Desain Gajah Mungkur Urusan Pemkab
GRESIK, Jawa Pos – Landmark atau tetenger baru berwujud Gajah Mungkur di simpang lima PT Petrokimia Gresik, Sukorame, terus menjadi perbincangan publik. Terutama soal bentuknya. Sebagian kalangan menyebut patung gajah lucu. Sejumlah anggota DPRD Gresik juga angkat suara.
Seperti diberitakan kemarin, biaya pembangunan
landmark Gajah Mungkur tersebut bukan dari APBD. Melainkan bantuan program corporate social responsibility (CSR) PT Petrokimia Gresik. Kabarnya, anggaran untuk membangun ikon baru berupa replika Gajah Mungkur itu mencapai Rp 1 miliar.
Humas PT Petrokimia Gresik Edri Gasyaf mengatakan, desain landmark Gajah Mungkur itu sepenuhnya dikerjakan tim pemkab. Karena itu, soal asal muasal bentuk gajah yang disoroti lucu karena tanpa telinga dan mata tersebut, pihaknya tidak bisa berkomentar banyak. ’’Langsung tanyakan ke pemkab,” ungkapnya.
Sebelumnya, pemkab juga membangun beberapa
landmark yang anggarannya bersumber dari pihak ketiga. Di antaranya, gapura perbatasan Kota Gresik– Surabaya dan di utara Waduk Bunder (PT Petrokimia Gresik), Tugu Keris Sumilang Gandring (PT Wilmar), dan Tugu Lontar (PT Smelting). Empat tetenger itu sudah selesai dibangun dan diresmikan.
Selain patung Gajah Mungkur, yang sedang dalam proses pengerjaan dan finishing adalah Menara Gardu Suling. Lokasinya di perempatan GNI Jalan Pahlawan. Bangunan itu hasil CSR dari PT Pembangkitan Jawa Bali (PJB) Gresik. Satu lagi yang sudah direncanakan adalah gapura perbatasan Gresik–Lamongan di Duduksampeyan. Wujudnya replika kapal Nyai Ageng Pinatih. Total alokasi anggarannya diperkirakan Rp 10 miliar.

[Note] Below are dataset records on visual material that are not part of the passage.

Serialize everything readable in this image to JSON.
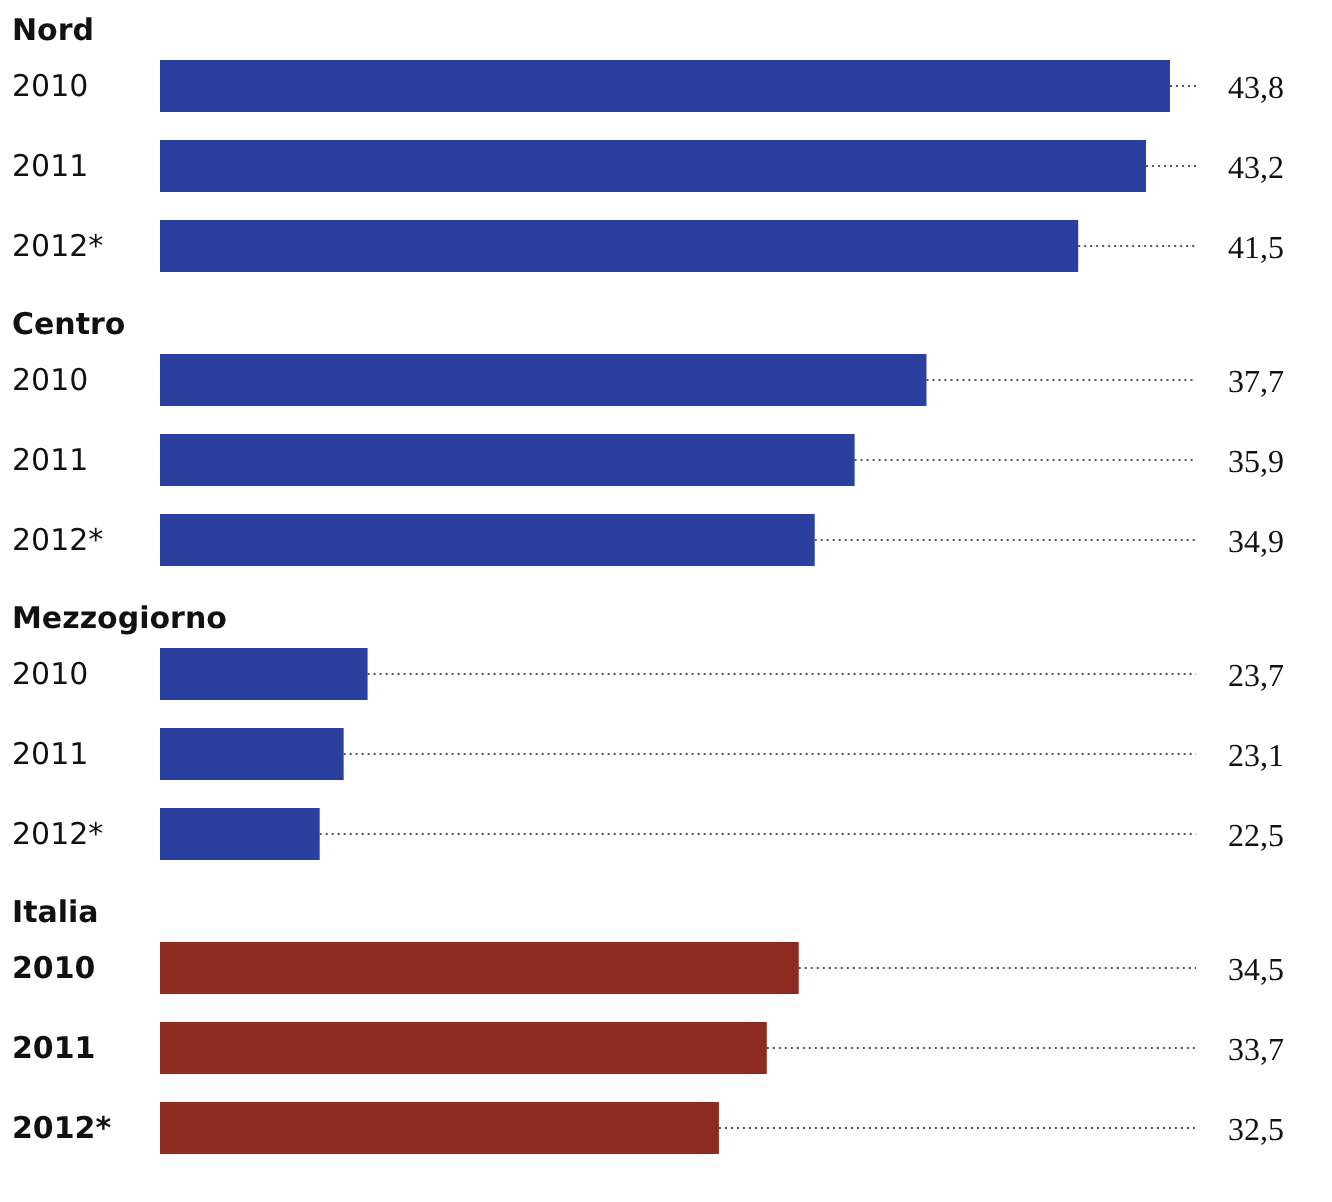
{
  "chart_data": {
    "type": "bar",
    "orientation": "horizontal",
    "categories": [
      "2010",
      "2011",
      "2012*",
      "2010",
      "2011",
      "2012*",
      "2010",
      "2011",
      "2012*",
      "2010",
      "2011",
      "2012*"
    ],
    "values": [
      43.8,
      43.2,
      41.5,
      37.7,
      35.9,
      34.9,
      23.7,
      23.1,
      22.5,
      34.5,
      33.7,
      32.5
    ],
    "value_labels": [
      "43,8",
      "43,2",
      "41,5",
      "37,7",
      "35,9",
      "34,9",
      "23,7",
      "23,1",
      "22,5",
      "34,5",
      "33,7",
      "32,5"
    ],
    "colors": [
      "#2b3f9f",
      "#2b3f9f",
      "#2b3f9f",
      "#2b3f9f",
      "#2b3f9f",
      "#2b3f9f",
      "#2b3f9f",
      "#2b3f9f",
      "#2b3f9f",
      "#8c2b22",
      "#8c2b22",
      "#8c2b22"
    ],
    "annotations": [
      "Nord",
      "Centro",
      "Mezzogiorno",
      "Italia"
    ],
    "xlim": [
      18.5,
      43.8
    ],
    "tick_labels": "y"
  }
}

Kabag Humas Pemkab Gresik Reza Pahlevi menuturkan, yang lebih mengetahui desain awalnya seperti apa adalah asisten. Yang jelas, landmark tersebut hanya menjadi simbol bahwa Gresik memiliki sejarah terkait Gajah Mungkur. ’’Untuk aslinya, bisa dilihat di Kampung Kemasan,” ujarnya.
Reza menambahkan, bentuk landmark Gajah Mungkur tidak menyerupai aslinya karena pemkab berharap tidak ada resistansi di kemudian hari. Sebab, Gresik juga mendapat sebutan Kota Santri. ’’Menurut Islam, kan tidak boleh membuat patung yang menyerupai aslinya. Nah, kami juga empertimbangkan itu,” ungkapnya.